What we have done so far?

  • Collected and processed (i.e. labeled) datasets of air quality measurements for several office spaces (see Figure 1).
Figure 1: A fragment of data on carbon dioxide levels as a function of time in a given room. Occupancy and ventilation status are also shown.
  • Proposed a stochastic model (using Markov process) generating synthetic data on dynamics of carbon dioxide levels and other air quality parameters as functions of occupancy and ventilation mode, as well as other room data (such as door or window opening).

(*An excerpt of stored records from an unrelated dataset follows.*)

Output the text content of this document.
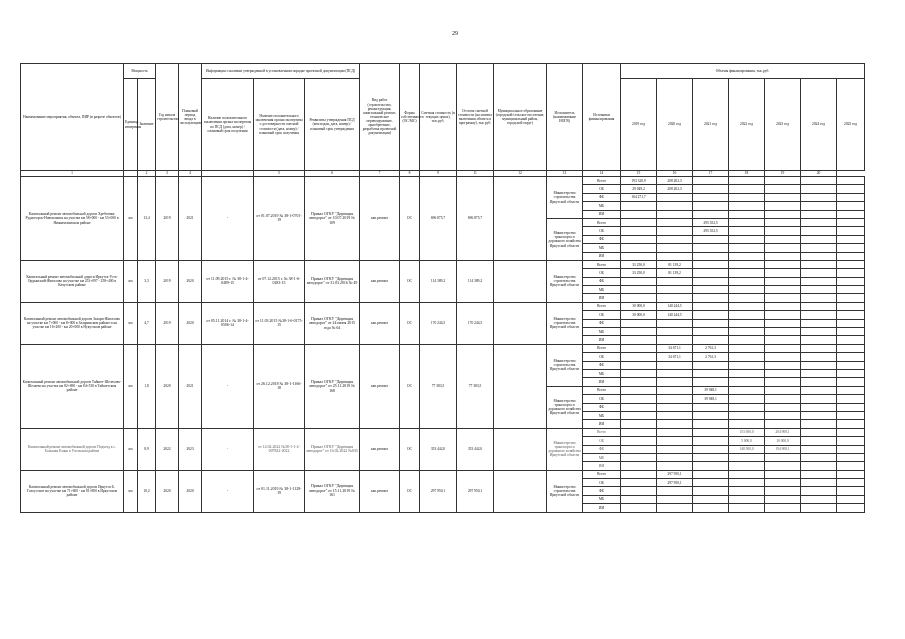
29
Наименование мероприятия, объекта, ПИР (в разрезе объектов)	Мощность		Год начала строительства	Плановый период ввода в эксплуатацию	Информация о наличии утвержденной в установленном порядке проектной документации (ПСД)			Вид работ (строительство, реконструкция, капитальный ремонт, техническое перевооружение, приобретение, разработка проектной документации)	Форма собственности (ОС/МС)	Сметная стоимость (в текущих ценах), тыс.руб.	Остаток сметной стоимости (на момент включения объекта в программу), тыс.руб.	Муниципальное образование (городской/сельское поселение, муниципальный район, городской округ)	Исполнитель (наименование ИОГВ)	Источники финансирования	Объемы финансирования, тыс.руб.						
	Единица измерения	Значение			Наличие положительного заключения органа экспертизы по ПСД (дата, номер) / плановый срок получения	Наличие положительного заключения органа экспертизы о достоверности сметной стоимости (дата, номер) / плановый срок получения	Реквизиты утверждения ПСД (кем издан, дата, номер) / плановый срок утверждения								2019 год	2020 год	2021 год	2022 год	2023 год	2024 год	2025 год
1		2	3	4		5	6	7	8	9	11	12	13	14	15	16	17	18	19	20	
Капитальный ремонт автомобильной дороги Хребтовая-Рудногорск-Новоилимск на участке км 58+000 - км 53+000 в Нижнеилимском районе	км	13,4	2019	2021	-	от 01.07.2019 № 38-1-0701-19	Приказ ОГКУ "Дирекция автодорог" от 10.07.2019 № 109	кап.ремонт	ОС	696 875,7	696 875,7		Министерство строительства Иркутской области	Всего	193 320,9	208 202,3					
														ОБ	29 049,2	208 202,3					
														ФБ	164 271,7						
														МБ							
														ИИ							
													Министерство транспорта и дорожного хозяйства Иркутской области	Всего			295 352,5				
														ОБ			295 352,5				
														ФБ							
														МБ							
														ИИ							
Капитальный ремонт автомобильной дороги Иркутск-Усть-Ордынский-Жигалово на участке км 253+097 - 258+400 в Качугском районе	км	3,3	2019	2020	от 11.09.2015 г. № 38-1-4-0489-15	от 07.12.2015 г. № 38-1-6-0283-15	Приказ ОГКУ "Дирекция автодорог" от 31.03.2016 № 49	кап.ремонт	ОС	114 389,2	114 389,2		Министерство строительства Иркутской области	Всего	33 250,0	81 139,2					
														ОБ	33 250,0	81 139,2					
														ФБ							
														МБ							
														ИИ							
Капитальный ремонт автомобильной дороги Залари-Жигалово на участке км 7+000 - км 8+000 в Заларинском районе и на участке км 16+200 - км 20+000 в Нукутском районе	км	4,7	2019	2020	от 05.11.2014 г. № 38-1-4-0506-14	от 11.03.2015 №38-1-6-0175-15	Приказ ОГКУ "Дирекция автодорог" от 24 июня 2015 года № 64	кап.ремонт	ОС	170 244,5	170 244,5		Министерство строительства Иркутской области	Всего	30 000,0	140 244,5					
														ОБ	30 000,0	140 244,5					
														ФБ							
														МБ							
														ИИ							
Капитальный ремонт автомобильной дороги Тайшет-Шелехово-Шелаево на участке км 82+690 - км 84+530 в Тайшетском районе	км	1,8	2020	2021	-	от 26.12.2018 № 38-1-1166-18	Приказ ОГКУ "Дирекция автодорог" от 25.11.2019 № 168	кап.ремонт	ОС	77 383,5	77 383,5		Министерство строительства Иркутской области	Всего		34 671,1	2 761,3				
														ОБ		34 671,1	2 761,3				
														ФБ							
														МБ							
														ИИ							
													Министерство транспорта и дорожного хозяйства Иркутской области	Всего			39 948,1				
														ОБ			39 948,1				
														ФБ							
														МБ							
														ИИ							
Капитальный ремонт автомобильной дороги Подъезд к с. Большая Елань в Усольском районе	км	8,9	2022	2023	-	от 14.02.2022 №38-1-1-2-007822-2022	Приказ ОГКУ "Дирекция автодорог" от 16.02.2022 №035	кап.ремонт	ОС	353 442,0	353 442,0		Министерство транспорта и дорожного хозяйства Иркутской области	Всего				153 500,0	204 908,1		
														ОБ				5 000,0	10 000,0		
														ФБ				148 500,0	194 908,1		
														МБ							
														ИИ							
Капитальный ремонт автомобильной дороги Иркутск-Б. Голоустное на участке км 71+600 - км 81+800 в Иркутском районе	км	10,2	2020	2020	-	от 01.11.2019 № 38-1-1128-19	Приказ ОГКУ "Дирекция автодорог" от 15.11.2019 № 161	кап.ремонт	ОС	297 950,1	297 950,1		Министерство строительства Иркутской области	Всего		297 950,1					
														ОБ		297 950,1					
														ФБ							
														МБ							
														ИИ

The model is tested against the real-life data and its validity is confirmed (see Figure 2).
Figure 2: A sample of synthetic data on carbon dioxide concentration generated by the dynamic model.
  • Applied machine learning techniques to determine the relationship between room occupancy and air quality measurements. To train the learning model, we used both actual room data and synthetic data generated by the stochastic model. The results look very promising (see Figure 3).
Figure 3: The accuracy of occupancy detection using machine learning methods.

What’s next?

  • We will include the occupancy parameter in our air quality and safety indices in the Airvoice Indoor Air Quality Management System (AIAQMS).
  • We will start solving more complex problems, such as developing AI-based algorithms for automatic generation of recommendations on improving air quality (actionable insights) and HVAC control algorithms.